Yes, I understood your point. Let me see if I got this right.

In Terence’s frame:

During outbound trip: Terence aged 10 years, and Stella aged 8 years. Therefore, Stella
aged slower by 20%

During inbound trip: Terence aged 10 years, and Stella aged 8 years. Therefore, Stella aged slower by 20%

Yes.

In Stella’s frame:

Oops. There is no one inertial frame associated with Stella.

During outbound trip: Terence aged 6.4 years, and Stella aged 8 years. Therefore, Terence aged slower by 20%

During inbound trip: Terence aged 13.6 years, and Stella aged 8 years. Therefore, Stella aged slower by 41%

No. "During" the two trips, both inbound and outbound, Stella is motionless in an inertial frame, and in that frame Terence ages 6.4 years, each time. The only reason this appears paradoxical is because people simply assume that the end of the first period is the same as the start of the second period.
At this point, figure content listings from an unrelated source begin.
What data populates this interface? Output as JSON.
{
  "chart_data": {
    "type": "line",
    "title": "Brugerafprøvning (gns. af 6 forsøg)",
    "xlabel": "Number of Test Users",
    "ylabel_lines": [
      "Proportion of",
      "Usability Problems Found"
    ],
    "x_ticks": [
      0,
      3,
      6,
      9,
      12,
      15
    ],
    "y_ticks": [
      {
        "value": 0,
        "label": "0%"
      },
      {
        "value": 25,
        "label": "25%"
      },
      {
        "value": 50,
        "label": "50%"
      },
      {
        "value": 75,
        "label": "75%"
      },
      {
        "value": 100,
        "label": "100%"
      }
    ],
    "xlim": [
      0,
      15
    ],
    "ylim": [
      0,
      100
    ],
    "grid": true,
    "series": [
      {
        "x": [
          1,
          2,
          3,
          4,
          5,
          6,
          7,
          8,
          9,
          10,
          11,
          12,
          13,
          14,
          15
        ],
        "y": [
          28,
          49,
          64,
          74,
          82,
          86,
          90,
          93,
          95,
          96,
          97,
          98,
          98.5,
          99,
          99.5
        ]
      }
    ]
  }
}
What makes a difference is that when Stella turns around, you get a change in what is simultaneous. Hence, as Stella approaches the turn around point (or, in Stella's rest frame, as the turn around point approaches Stella) Terence is "now" 6.4 years older than at departure.
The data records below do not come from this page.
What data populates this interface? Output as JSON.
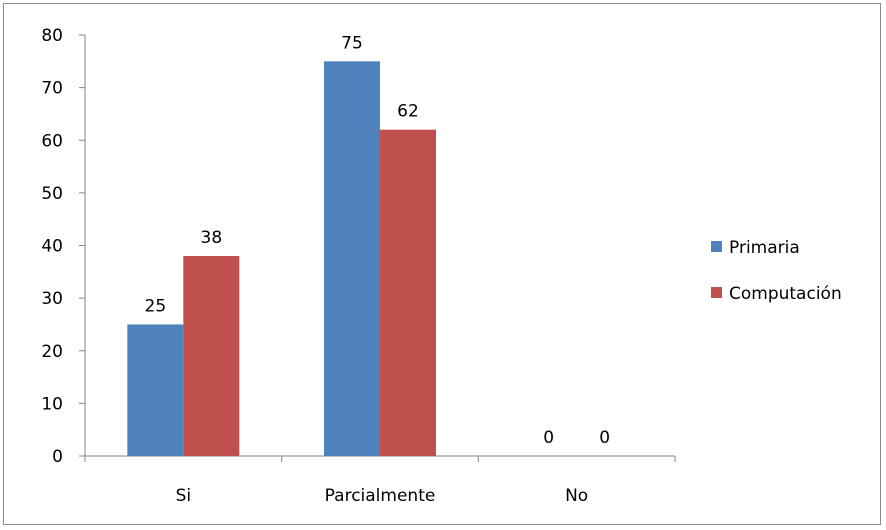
{
  "chart_data": {
    "type": "bar",
    "categories": [
      "Si",
      "Parcialmente",
      "No"
    ],
    "series": [
      {
        "name": "Primaria",
        "values": [
          25,
          75,
          0
        ],
        "color": "#4F81BD"
      },
      {
        "name": "Computación",
        "values": [
          38,
          62,
          0
        ],
        "color": "#C0504D"
      }
    ],
    "ylim": [
      0,
      80
    ],
    "yticks": [
      0,
      10,
      20,
      30,
      40,
      50,
      60,
      70,
      80
    ],
    "grid": false,
    "data_labels": true,
    "legend_position": "right"
  }
}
Then Stella turns around, and is in a new rest frame. In this new rest frame, Terence is "now" 13.6 years older than at the departure point. This is the key thing that lies behind pretty much every confusion on the twin thought experiment. Simultaneity is relative. When you try to identify things happening "at the same time" as Stella suddenly reversing direction, it makes a difference whether you use simultaneous in the inward rest frame or the outward rest frame.

Cheers -- sylas

 

[JesseM]

Yes, I understood your point. Let me see if I got this right.

In Terence’s frame:

During outbound trip: Terence aged 10 years, and Stella aged 8 years. Therefore, Stella
aged slower by 20%

During inbound trip: Terence aged 10 years, and Stella aged 8 years. Therefore, Stella aged slower by 20%

In Stella’s frame:

During outbound trip: Terence aged 6.4 years, and Stella aged 8 years. Therefore, Terence aged slower by 20%

During inbound trip: Terence aged 13.6 years, and Stella aged 8 years. Therefore, Stella aged slower by 41%

As sylas said, the second frame cannot be said to be "Stella's frame" throughout the trip, it is the inertial frame where Stella was at rest during the outbound trip but moving at 0.88235c during the inbound trip. One could equally well do the analysis from the perspective of an inertial frame where Stella was at rest during the inbound trip, and in this frame it'd be the reverse of the above, with Stella aging 41% slower during the outbound trip and Terence aging 20% slower during the inbound trip. This frame, too, would agree that Stella had aged 16 years and Terence had aged 20 when they reunited.

However, if time is slowing for Stella at any point in the trip then wouldn’t that increase a rate, which inversely proportional to time passed?

But do you see from the above that there can be no frame-independent sense in which "time is slowing for Stella" during any phase of the trip? No matter what phase you're talking about, there are some inertial frames that say Stella was aging slower during that phase and other inertial frames that say Terence was aging slower, but they all make the same predictions about local physical events like what age each twin is when they reunite, so there's no physical basis for preferring any of these frames.